Facing the altar at last:
“Ye Guardians of the Watchtowers of the North! Oh, Lady of Earth, Gaia! Boreas, North Wind and Khione of the Snows, Guardians of the Northern Portals, you powerful God, you strong and gentle Goddess . . .”
At last all had been cleansed and purified: with Water and Earth, Air and Fire. She stood with the Wand and Scourge in her hands, facing the coven as the High Priest called:
“Hear you the words of the Star Goddess, the dust of whose feet are the hosts of heaven, and whose body encircles the universe!”
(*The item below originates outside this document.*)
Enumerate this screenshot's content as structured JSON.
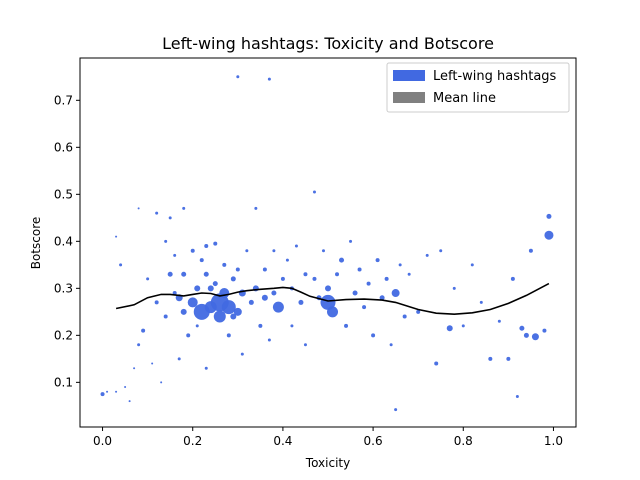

Juniper's eyes rose, beyond the heads of the coven and the rustling dark secrecy of the trees, to where the stars made the Belt of the Goddess across the night sky, frosted silver against velvet black. Her lips moved, but she was hardly conscious of the words that rang out:
“I who am the beauty of the green earth and the white moon among the stars and the mysteries of the waters, I call upon your soul to arise and come unto Me. From Me all things come and unto Me all must return. . . . Let there be beauty and strength, power and compassion, honor and humility, mirth and reverence within you. And you who seek to know Me, know that your seeking and yearning will avail you not, unless you know the Mystery: for if that which you seek, you find not within yourself, you will never find it without.”
Her voice rose triumphantly:
“For behold, I have been with you from the beginning, and I am that which is attained at the end of desire!”
The stars seemed to open above Juniper, rushing towards her as if she were falling upward or they into her, through galaxies and the veils of nebulae whose cloak was worlds beyond counting. But that infinity was not cold or black, not empty or indifferent. Instead it was filled from edge to edge with a singing light, from unknown Beginning to unimaginable End radiant with an awareness vast beyond all understanding. So great, yet that greatness looked on her, at her, into her, the atom of being that was Juniper Mackenzie.